The peace which comes from prayer is of God’s bestowing, and like Him Who bestows it, for it is “the peace of God which passeth all understanding.”  It is a peace which shall hold its own in strength and shall dwell in the heart, like a garrison keeping all enemies far away.  It is peace which the heart can feel, and the mind can accept, and it comes “through Christ” and Christ alone.  From Him comes peace with God, and from Him comes the peace of God. 

The source of all these benefits is the presence of our Lord.  Our joy is “in the Lord,” our moderation because “the Lord is at hand,” our peace, “through Christ Jesus.” 
 

THE GOSPEL.   S. JOHN i. 19.

That Christ alone can prepare us for His Advent is strikingly illustrated by the testimony of the great herald of the first Advent. S. John Baptist confesses his own inferiority, and seeks to lead his hearers to Christ. 

He confesses:-- 

     A.   His Inferiority in Dignity. 

In three humble negatives S. John Baptist disclaims all distinction. With the greatest emphasis he repudiates the very thought that he himself was the Messiah for whose Advent he was sent to make preparation. No words can be stronger—"He confessed and denied not; but confessed, I am not the Christ.” 
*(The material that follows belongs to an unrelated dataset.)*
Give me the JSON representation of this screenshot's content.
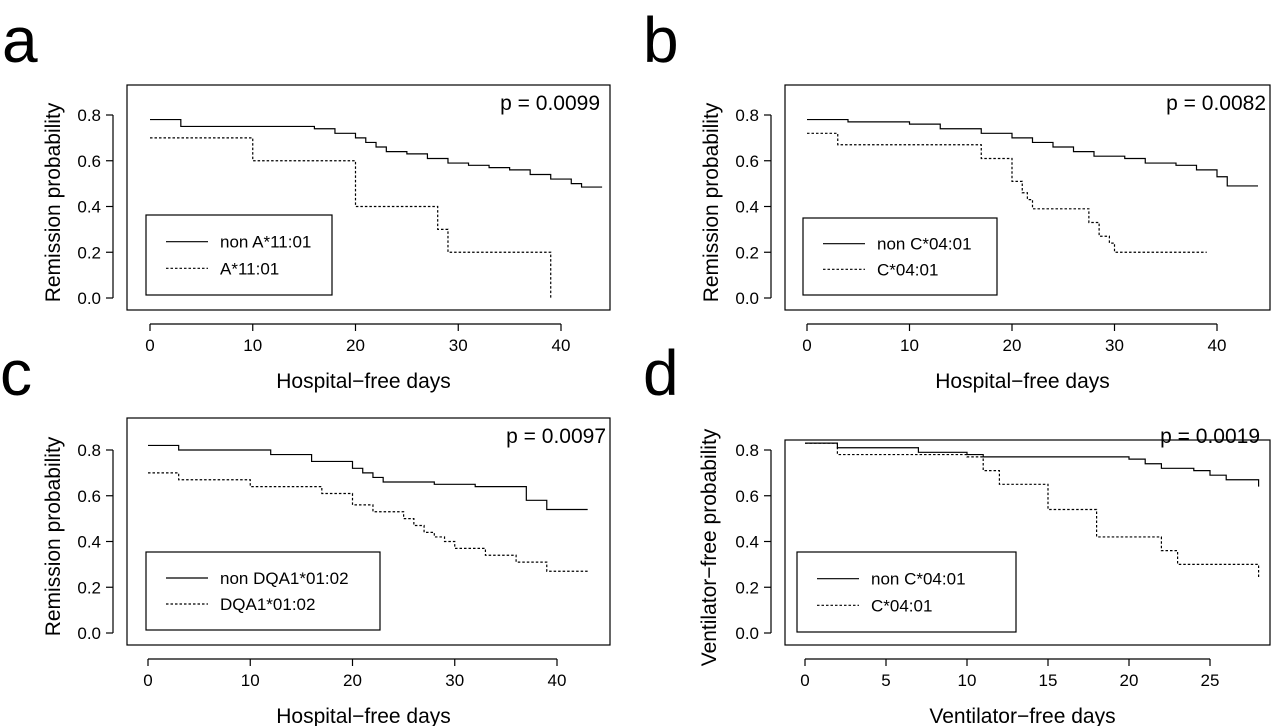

Though in very truth the Elias which was for to come (Mal. iv. 5), he dare not advance for himself so high a claim. Though named by our Lord “a prophet and more than a prophet,” he can see in himself no resemblance whatever to the prophet foretold (Deut. xviii. 15), and often interpreted as a forerunner of the Christ. Such humility is a true mark of those best fitted to prepare others for Christ; they stand by and let Him pass. If He alone can do this work, they must of necessity be humble. 
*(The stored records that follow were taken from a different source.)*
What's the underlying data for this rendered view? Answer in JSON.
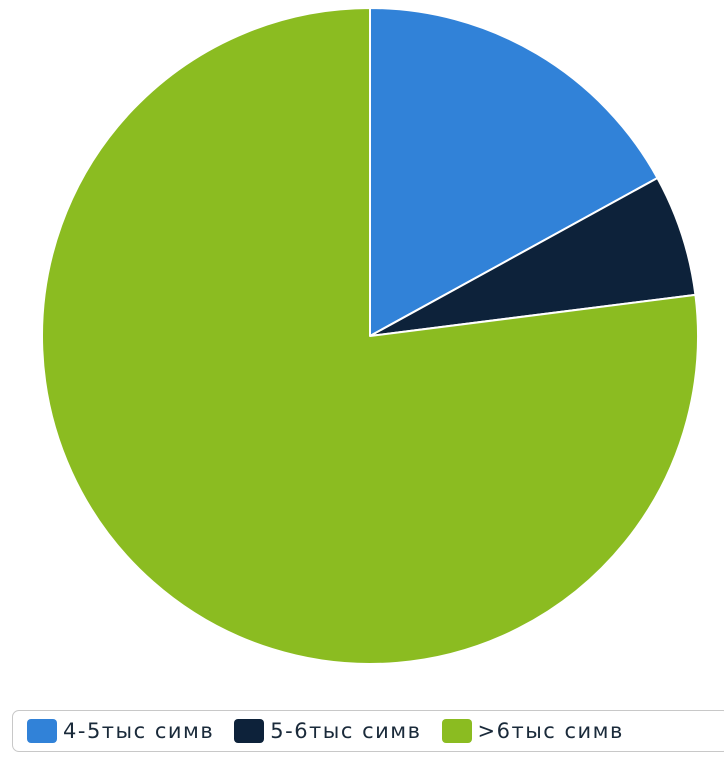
{
  "chart_data": {
    "type": "pie",
    "slices": [
      {
        "label": "4-5тыс симв",
        "value": 17,
        "color": "#3182d8"
      },
      {
        "label": "5-6тыс симв",
        "value": 6,
        "color": "#0d223a"
      },
      {
        "label": ">6тыс симв",
        "value": 77,
        "color": "#8bbc21"
      }
    ],
    "start_angle_deg": 0,
    "direction": "clockwise",
    "legend_position": "bottom"
  }
}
     B.   His Inferiority in Office. 

He does not think of himself as a speaker, but as a voice; not as a messenger, but as a message. He regards his baptism of water as merely preparatory, a confession of the need of more perfect cleansing. He looks upon himself as unworthy to perform the office of a slave to the coming Master. His work was the humble duty of preparation, and the need for even that had passed away, for the Christ was standing among them though they knew it not, and his own final message was about to be delivered— “Behold the Lamb of God.” 
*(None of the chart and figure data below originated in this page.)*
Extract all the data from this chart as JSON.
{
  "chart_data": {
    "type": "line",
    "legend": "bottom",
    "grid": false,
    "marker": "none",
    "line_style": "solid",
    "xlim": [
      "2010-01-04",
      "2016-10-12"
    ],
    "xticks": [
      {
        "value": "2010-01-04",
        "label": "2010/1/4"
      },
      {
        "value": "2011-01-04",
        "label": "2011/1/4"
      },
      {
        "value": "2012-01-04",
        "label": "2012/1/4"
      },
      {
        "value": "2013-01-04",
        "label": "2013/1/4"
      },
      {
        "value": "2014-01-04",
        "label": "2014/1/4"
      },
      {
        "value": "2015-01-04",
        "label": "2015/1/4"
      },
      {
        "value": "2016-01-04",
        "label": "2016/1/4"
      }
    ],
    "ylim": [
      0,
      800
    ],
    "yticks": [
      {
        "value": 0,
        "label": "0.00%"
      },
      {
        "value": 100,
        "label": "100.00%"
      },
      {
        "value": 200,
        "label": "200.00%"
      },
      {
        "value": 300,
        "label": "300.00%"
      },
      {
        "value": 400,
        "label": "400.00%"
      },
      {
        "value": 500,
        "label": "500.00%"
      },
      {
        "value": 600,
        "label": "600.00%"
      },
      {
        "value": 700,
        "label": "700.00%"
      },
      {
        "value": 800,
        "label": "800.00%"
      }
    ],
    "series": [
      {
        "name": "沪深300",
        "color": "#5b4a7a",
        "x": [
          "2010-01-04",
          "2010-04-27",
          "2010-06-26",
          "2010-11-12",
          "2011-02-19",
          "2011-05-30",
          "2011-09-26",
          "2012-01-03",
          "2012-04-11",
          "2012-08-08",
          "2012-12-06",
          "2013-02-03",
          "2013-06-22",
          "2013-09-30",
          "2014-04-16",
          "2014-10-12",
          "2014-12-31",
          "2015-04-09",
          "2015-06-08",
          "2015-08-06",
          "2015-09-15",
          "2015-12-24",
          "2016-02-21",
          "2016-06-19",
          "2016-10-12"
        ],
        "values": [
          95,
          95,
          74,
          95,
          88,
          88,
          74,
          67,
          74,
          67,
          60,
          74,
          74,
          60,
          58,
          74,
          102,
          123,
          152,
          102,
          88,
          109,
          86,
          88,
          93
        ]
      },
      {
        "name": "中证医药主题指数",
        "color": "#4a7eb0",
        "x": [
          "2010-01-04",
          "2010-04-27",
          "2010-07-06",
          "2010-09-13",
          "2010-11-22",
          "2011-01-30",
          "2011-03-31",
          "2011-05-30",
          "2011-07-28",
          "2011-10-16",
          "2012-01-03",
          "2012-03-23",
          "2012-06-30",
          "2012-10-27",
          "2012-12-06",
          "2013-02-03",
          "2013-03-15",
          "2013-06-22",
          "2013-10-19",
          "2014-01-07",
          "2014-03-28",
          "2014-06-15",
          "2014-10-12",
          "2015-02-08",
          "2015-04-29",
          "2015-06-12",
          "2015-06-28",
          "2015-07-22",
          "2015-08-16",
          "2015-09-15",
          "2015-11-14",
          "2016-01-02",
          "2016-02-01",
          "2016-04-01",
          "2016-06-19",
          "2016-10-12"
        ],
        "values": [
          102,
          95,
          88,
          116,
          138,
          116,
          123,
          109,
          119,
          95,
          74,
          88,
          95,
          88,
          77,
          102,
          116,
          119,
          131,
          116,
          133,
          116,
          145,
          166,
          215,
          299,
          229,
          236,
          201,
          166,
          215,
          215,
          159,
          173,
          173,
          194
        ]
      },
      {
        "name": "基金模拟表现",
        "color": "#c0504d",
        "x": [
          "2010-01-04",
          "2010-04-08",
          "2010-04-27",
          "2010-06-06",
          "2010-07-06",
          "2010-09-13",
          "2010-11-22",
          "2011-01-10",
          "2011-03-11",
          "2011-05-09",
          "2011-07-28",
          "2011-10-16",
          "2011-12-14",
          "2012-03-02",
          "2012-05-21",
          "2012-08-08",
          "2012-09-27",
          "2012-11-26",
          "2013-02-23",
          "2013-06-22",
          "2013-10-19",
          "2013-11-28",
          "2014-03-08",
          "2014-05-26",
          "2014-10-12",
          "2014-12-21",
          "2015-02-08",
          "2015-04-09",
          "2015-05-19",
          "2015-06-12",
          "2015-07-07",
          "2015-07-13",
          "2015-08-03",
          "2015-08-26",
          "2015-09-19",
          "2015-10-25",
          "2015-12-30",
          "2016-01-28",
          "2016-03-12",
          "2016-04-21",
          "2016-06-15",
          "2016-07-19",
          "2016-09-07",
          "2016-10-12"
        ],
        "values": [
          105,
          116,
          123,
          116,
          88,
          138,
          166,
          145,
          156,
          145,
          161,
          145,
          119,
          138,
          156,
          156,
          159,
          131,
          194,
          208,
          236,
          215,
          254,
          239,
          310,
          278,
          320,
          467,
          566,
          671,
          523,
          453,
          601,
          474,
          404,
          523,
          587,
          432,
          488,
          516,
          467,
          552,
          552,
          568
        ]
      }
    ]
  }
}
"Christ standeth among us"—this is the last message of the Church before the great day of His coming. By His unseen Presence alone can we be prepared to celebrate His first Advent or to welcome the second Advent. All personal effort, all use of the means of grace provided in the Church, are only effectual in so far as we cling to the personal Saviour. 
 

THE COLLECT.

In harmony with all the teachings of the day we are taught to pray for the special power of God by which alone we can be made ready to meet our Lord. 

     A.   The Source of Power. 

This is not in ourselves, but in God. In the Salisbury Use this collect is addressed not to the Father, but to Christ, and thus illustrates more completely the subject of the Sunday, viz., “preparation by Christ for Christ,” and the words “come among us” have their true Advent meaning The unseen Presence and power of Christ—His inward Advent, in fact—are the sufficient preparation for us in view of His outward Advent. 

     B.   Our Need of Power. 

We need power to enable us to run the Christian race set before us. We need “bountiful grace” for help against our sins, and “bountiful mercy” to deliver us from our inward inclination to sin—i.e, our “wickedness “—for by these we are sore “let and hindered.”  We need this “speedily,” for our race is nearly run, and “the Lord is at hand.” 

     C.   Our Plea for Power. 

This is “the satisfaction” or atonement of Christ our Lord, by which alone we obtain remission of our sins and are made partakers of the Kingdom of Heaven. By the atonement of Christ we are able to plead both for grace and mercy.